On the heels of this triumph, two beguiling new and developing female artists have emerged to brighten the prevailing gloom. Amy Winehouse and Feist have both released scintillating albums that combine a firm grounding in the musical past with a bold assertiveness that is very much of the moment, providing the pop landscape with an exhilarating, much-needed blast of fresh air. These two career artists share a knack for creating provocatively personal music embedded with irresistible pop hooks, and have also added to our video library with eye-catching brilliance.

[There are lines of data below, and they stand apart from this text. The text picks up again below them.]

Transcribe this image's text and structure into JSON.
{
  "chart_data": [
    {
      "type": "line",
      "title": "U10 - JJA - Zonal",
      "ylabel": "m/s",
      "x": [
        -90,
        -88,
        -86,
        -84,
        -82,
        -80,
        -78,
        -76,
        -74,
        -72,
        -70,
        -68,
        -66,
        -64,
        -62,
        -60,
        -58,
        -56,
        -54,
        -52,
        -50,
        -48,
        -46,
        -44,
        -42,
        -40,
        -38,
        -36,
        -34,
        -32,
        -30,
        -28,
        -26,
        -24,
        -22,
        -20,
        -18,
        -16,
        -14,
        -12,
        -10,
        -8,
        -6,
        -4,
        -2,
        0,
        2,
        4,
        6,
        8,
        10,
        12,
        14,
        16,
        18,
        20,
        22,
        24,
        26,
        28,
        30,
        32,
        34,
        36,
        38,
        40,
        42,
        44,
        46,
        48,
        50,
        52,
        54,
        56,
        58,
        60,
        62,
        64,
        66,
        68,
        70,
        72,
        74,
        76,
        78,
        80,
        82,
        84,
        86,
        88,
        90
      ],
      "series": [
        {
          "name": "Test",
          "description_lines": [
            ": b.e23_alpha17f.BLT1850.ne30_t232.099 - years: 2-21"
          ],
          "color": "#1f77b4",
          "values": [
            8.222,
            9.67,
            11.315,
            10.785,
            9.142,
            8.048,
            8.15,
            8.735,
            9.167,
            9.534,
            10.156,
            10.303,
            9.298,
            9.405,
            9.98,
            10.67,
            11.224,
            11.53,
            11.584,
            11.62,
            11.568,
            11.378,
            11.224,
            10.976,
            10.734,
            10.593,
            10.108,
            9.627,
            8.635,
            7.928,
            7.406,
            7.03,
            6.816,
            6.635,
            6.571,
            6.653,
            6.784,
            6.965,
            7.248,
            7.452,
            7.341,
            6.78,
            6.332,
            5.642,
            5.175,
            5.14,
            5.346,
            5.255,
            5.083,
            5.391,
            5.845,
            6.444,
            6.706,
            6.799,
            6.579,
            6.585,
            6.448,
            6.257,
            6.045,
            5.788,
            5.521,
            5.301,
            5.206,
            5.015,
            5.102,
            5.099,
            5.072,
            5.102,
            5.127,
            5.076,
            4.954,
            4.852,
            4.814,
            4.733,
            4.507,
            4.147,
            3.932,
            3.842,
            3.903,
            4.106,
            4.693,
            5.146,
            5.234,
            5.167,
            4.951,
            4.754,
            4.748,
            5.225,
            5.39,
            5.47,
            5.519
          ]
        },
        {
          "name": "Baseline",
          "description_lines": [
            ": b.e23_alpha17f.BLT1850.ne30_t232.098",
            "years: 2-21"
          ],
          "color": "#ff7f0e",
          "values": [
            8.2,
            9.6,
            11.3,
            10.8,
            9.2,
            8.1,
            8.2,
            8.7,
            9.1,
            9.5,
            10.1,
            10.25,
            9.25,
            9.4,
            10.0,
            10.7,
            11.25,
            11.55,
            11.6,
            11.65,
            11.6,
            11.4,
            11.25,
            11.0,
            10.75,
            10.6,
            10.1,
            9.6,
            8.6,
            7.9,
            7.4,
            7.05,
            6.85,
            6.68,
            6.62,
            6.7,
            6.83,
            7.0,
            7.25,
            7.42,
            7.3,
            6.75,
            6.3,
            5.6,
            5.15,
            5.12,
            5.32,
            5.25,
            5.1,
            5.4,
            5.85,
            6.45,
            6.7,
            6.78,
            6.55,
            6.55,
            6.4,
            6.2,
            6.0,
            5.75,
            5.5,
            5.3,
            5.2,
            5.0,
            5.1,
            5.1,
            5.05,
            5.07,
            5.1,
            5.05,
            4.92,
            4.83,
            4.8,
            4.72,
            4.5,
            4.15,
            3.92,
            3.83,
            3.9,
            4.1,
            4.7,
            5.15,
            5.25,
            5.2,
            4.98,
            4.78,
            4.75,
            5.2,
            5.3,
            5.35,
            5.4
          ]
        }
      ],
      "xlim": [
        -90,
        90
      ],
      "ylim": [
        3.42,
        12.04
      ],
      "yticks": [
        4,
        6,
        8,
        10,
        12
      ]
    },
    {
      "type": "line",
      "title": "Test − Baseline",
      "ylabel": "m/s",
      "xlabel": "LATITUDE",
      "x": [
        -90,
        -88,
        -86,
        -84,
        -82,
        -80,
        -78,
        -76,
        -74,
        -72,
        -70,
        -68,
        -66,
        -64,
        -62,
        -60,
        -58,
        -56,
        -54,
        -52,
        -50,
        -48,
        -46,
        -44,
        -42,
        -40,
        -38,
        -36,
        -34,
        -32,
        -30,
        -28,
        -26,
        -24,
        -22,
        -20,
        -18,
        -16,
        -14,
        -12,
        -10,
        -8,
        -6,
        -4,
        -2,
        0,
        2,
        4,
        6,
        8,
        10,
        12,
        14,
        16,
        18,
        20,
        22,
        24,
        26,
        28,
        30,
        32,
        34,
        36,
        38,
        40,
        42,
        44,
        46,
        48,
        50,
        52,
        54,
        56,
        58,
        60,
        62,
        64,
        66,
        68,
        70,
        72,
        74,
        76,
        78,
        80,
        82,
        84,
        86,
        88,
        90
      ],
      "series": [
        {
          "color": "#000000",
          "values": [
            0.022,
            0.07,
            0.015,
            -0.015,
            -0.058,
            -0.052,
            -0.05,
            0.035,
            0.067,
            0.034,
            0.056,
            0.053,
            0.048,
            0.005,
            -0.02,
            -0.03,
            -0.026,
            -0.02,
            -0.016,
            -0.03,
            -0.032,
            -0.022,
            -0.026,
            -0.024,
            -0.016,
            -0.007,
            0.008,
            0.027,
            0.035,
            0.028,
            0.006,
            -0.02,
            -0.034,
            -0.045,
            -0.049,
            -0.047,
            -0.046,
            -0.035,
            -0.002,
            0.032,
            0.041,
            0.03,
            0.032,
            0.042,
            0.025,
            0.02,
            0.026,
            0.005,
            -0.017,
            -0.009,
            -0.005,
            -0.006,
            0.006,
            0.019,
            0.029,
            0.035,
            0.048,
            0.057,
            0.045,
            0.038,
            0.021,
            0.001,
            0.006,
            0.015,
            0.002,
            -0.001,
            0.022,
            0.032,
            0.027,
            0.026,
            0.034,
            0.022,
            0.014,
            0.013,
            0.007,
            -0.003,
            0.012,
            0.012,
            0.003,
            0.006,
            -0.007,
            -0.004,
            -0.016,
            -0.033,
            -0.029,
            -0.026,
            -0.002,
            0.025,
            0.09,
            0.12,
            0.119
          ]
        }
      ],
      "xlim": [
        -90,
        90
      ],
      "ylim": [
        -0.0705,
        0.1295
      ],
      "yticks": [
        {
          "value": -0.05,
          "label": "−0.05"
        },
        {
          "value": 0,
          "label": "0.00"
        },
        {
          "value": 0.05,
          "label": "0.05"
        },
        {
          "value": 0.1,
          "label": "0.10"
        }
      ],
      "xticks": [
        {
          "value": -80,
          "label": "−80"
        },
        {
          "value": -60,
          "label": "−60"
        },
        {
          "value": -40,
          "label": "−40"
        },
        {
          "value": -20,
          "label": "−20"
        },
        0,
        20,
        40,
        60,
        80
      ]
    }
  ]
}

Winehouse convincingly portrays a ball-busting femme fatale with a mind of her own on Back to Black (Universal Republic), which contains the hit single “Rehab,” a heady blend of vintage soul and contemporary attitude. If this song of empowerment and defiance stands as the year’s most distinctive premise, Feist’s “1234,” from her album Reminder (Interscope), is 2007’s most inventive musical concoction, with its unconventional instrumentation, buoyant groove and playful vocal. Taken together, Winehouse and Feist’s breakthrough hits exemplify the autonomous self-assurance of their generation’s envelope-pushing brand of female consciousness.
Tellingly, these albums have followed a similar path on the way to approaching imminent critical mass, staking their claims in the iTunes Top 10 and maintaining a serious online presence, which continues to be a crucial aspect of their respective ascents. The new media generation has embraced them wholeheartedly, and the video channels are rejoicing in their creativity.
In a big-picture sense, the artistic and commercial impact of this gifted twosome provides hope for the industry as a whole, demonstrating that the major label system is still capable of locating, nurturing and breaking significant artists.
Don’t be surprised if Winehouse and Feist find themselves pitted against each other in the Best New Artist category of the 2008 Grammy competition. If the mainstream country stylings of Carrie Underwood, this year’s winner in the same category, are the aural equivalent of comfort food, these two contenders challenge as they satisfy.